João Machado, CAP - Portanto, uma vez estudado por cientistas e dito que não tem
problemas, nós achamos que temos o direito de estarmos nas mesmas condições que os nossos colegas do resto do mundo.
Até estar provado por cientistas que não faz mal, nós somos defensores daquilo a que a Europa chama 'princípio da precaução'. Até lá, nós achamos que não devemos utilizar.
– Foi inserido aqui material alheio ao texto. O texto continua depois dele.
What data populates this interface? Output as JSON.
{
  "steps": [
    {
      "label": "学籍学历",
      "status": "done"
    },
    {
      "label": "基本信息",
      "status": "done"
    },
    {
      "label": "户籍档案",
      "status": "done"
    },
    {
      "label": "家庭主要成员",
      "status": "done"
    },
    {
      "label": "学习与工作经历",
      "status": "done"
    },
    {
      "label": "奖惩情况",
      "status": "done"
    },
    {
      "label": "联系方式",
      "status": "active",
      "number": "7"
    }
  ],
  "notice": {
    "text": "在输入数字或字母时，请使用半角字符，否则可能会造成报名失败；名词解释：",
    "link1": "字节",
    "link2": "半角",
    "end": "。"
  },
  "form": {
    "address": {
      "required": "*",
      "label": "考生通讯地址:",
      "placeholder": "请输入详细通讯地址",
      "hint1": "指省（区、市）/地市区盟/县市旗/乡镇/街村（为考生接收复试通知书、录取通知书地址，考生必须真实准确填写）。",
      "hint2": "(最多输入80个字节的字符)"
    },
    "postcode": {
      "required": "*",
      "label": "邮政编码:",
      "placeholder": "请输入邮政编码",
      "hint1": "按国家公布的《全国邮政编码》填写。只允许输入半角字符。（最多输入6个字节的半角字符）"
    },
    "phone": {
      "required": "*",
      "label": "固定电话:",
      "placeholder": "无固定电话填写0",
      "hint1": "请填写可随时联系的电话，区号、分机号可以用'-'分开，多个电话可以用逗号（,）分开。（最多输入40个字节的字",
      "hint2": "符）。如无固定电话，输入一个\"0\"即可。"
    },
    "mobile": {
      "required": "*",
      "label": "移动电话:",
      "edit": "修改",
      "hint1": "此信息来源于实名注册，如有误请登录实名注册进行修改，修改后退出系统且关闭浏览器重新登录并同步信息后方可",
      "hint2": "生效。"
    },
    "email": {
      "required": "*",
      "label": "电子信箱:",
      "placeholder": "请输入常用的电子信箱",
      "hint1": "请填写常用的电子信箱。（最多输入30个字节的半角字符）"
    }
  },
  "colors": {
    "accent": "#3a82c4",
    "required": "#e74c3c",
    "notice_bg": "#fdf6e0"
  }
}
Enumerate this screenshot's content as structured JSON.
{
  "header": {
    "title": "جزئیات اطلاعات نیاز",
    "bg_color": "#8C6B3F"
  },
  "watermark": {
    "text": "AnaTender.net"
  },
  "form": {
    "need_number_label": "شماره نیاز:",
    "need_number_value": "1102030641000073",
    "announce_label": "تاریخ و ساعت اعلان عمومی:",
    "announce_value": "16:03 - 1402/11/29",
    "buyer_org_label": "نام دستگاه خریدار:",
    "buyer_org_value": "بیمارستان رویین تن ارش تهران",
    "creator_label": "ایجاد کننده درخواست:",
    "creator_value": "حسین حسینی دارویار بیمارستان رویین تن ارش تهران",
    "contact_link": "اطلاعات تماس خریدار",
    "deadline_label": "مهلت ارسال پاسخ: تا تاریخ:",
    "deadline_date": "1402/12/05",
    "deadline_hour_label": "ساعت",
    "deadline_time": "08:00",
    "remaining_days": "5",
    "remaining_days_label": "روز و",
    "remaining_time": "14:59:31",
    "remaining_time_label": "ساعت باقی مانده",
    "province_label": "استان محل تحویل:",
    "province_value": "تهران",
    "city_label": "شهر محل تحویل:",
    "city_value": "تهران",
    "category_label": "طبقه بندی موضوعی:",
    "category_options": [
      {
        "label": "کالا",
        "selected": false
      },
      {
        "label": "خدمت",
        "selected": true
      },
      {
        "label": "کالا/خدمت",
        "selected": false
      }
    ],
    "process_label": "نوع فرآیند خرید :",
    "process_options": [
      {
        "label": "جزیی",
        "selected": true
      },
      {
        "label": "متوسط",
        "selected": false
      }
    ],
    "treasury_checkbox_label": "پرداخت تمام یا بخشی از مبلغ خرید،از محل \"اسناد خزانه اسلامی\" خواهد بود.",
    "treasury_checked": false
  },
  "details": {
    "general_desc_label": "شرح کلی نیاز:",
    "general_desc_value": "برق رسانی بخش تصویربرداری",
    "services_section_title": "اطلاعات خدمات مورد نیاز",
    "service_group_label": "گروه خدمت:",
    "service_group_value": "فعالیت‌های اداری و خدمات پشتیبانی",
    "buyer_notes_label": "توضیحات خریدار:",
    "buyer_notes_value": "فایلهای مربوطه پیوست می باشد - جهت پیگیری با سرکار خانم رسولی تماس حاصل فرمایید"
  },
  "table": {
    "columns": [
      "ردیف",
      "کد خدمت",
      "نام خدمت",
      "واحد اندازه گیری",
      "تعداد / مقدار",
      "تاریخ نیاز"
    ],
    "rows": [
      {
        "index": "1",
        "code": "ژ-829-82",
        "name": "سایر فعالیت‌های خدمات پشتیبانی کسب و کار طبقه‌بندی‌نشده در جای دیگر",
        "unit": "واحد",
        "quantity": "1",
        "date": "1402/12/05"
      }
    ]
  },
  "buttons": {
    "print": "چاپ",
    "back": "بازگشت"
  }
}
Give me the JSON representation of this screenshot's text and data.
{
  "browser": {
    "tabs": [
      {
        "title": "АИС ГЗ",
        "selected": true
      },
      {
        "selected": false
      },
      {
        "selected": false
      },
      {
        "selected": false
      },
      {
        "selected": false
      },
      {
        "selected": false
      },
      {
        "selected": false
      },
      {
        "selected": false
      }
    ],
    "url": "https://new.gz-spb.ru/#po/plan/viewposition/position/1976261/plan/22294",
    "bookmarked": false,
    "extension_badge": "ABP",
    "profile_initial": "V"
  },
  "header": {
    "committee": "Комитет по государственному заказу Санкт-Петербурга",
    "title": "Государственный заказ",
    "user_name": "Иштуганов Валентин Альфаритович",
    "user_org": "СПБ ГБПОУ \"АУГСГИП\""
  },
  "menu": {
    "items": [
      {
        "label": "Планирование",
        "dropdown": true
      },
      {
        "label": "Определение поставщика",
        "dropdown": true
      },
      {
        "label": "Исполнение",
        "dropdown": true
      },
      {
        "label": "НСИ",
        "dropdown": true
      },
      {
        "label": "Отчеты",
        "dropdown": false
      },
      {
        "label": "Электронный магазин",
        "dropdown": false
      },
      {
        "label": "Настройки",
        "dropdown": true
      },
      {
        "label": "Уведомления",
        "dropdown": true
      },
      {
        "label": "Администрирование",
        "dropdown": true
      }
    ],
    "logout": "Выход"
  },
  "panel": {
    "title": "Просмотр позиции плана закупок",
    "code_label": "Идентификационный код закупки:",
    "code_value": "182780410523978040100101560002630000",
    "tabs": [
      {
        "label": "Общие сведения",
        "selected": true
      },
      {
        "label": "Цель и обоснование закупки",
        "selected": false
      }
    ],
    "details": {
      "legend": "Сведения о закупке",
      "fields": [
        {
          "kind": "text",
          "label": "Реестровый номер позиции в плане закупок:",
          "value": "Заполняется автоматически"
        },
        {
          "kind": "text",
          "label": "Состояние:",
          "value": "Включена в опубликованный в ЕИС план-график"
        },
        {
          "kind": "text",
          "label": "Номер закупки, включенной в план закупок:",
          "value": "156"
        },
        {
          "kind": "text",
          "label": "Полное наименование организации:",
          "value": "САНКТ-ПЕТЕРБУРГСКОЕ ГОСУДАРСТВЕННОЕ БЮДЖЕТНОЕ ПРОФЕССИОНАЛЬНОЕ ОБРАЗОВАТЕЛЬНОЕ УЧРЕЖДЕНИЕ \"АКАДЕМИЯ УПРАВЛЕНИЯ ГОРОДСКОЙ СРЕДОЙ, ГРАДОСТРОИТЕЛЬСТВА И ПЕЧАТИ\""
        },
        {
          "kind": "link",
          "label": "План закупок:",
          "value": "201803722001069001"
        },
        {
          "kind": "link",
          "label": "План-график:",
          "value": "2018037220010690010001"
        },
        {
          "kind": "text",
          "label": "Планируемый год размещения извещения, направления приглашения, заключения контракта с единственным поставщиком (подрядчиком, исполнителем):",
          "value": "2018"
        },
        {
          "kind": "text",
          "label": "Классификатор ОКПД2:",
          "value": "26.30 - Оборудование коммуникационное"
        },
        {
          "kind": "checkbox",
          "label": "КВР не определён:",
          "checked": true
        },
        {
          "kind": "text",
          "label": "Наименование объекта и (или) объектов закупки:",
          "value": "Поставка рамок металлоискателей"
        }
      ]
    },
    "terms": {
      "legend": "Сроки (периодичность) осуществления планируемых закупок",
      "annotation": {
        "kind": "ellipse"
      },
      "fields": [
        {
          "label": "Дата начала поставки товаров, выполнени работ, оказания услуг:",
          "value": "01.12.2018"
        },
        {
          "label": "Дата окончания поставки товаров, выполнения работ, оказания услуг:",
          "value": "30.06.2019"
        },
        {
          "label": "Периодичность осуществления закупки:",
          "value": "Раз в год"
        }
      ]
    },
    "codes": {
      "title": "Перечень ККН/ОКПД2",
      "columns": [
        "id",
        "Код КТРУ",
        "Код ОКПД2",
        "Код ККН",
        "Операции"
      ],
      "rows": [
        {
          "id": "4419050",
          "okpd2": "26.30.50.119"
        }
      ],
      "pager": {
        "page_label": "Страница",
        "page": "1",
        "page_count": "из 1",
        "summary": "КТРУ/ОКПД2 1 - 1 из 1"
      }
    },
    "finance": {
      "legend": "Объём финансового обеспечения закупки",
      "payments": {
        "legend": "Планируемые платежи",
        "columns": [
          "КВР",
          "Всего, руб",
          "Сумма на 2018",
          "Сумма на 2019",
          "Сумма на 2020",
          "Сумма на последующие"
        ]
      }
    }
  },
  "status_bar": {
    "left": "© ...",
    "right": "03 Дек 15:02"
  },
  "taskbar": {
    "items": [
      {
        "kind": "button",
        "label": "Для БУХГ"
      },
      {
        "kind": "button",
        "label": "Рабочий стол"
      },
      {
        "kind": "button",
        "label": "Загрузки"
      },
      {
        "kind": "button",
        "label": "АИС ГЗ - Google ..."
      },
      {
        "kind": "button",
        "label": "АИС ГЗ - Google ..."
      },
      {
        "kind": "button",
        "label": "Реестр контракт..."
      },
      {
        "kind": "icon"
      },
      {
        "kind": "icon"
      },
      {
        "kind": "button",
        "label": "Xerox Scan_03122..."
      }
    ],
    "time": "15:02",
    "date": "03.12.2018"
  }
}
Comentário - Esta afirmação de JM mostra que ele deve
escolher bem os colegas com quem fala - certamente não serão os agricultores argentinos expulsos das suas terras por causa da expansão da soja transgénica, nem os americanos forçados a vender as quintas e a mudar de profissão porque
não conseguem viver da agricultura, nem os canadianos arrastados ao tribunal por terem sido contaminados com transgénicos... Quem serão os colegas afinal? Por outro
lado, acho bem que ele goste de precaução e não use o que é (ainda) ilegal. Mas ele devia dar uma palavrinha aos seus amigos das rações, e da Nestlé, a ver se não andam
sempre a pedir que aprovem OGM em catadupa, e a tentar convencer-nos de que sem OGM vem aí uma catástrofe.
Aliás, o que eles agora querem é precisamente que passe a ser legal a entrada de OGM ainda não aprovados. Mas claro que é "só um bocadinho" e nem vai doer nada.)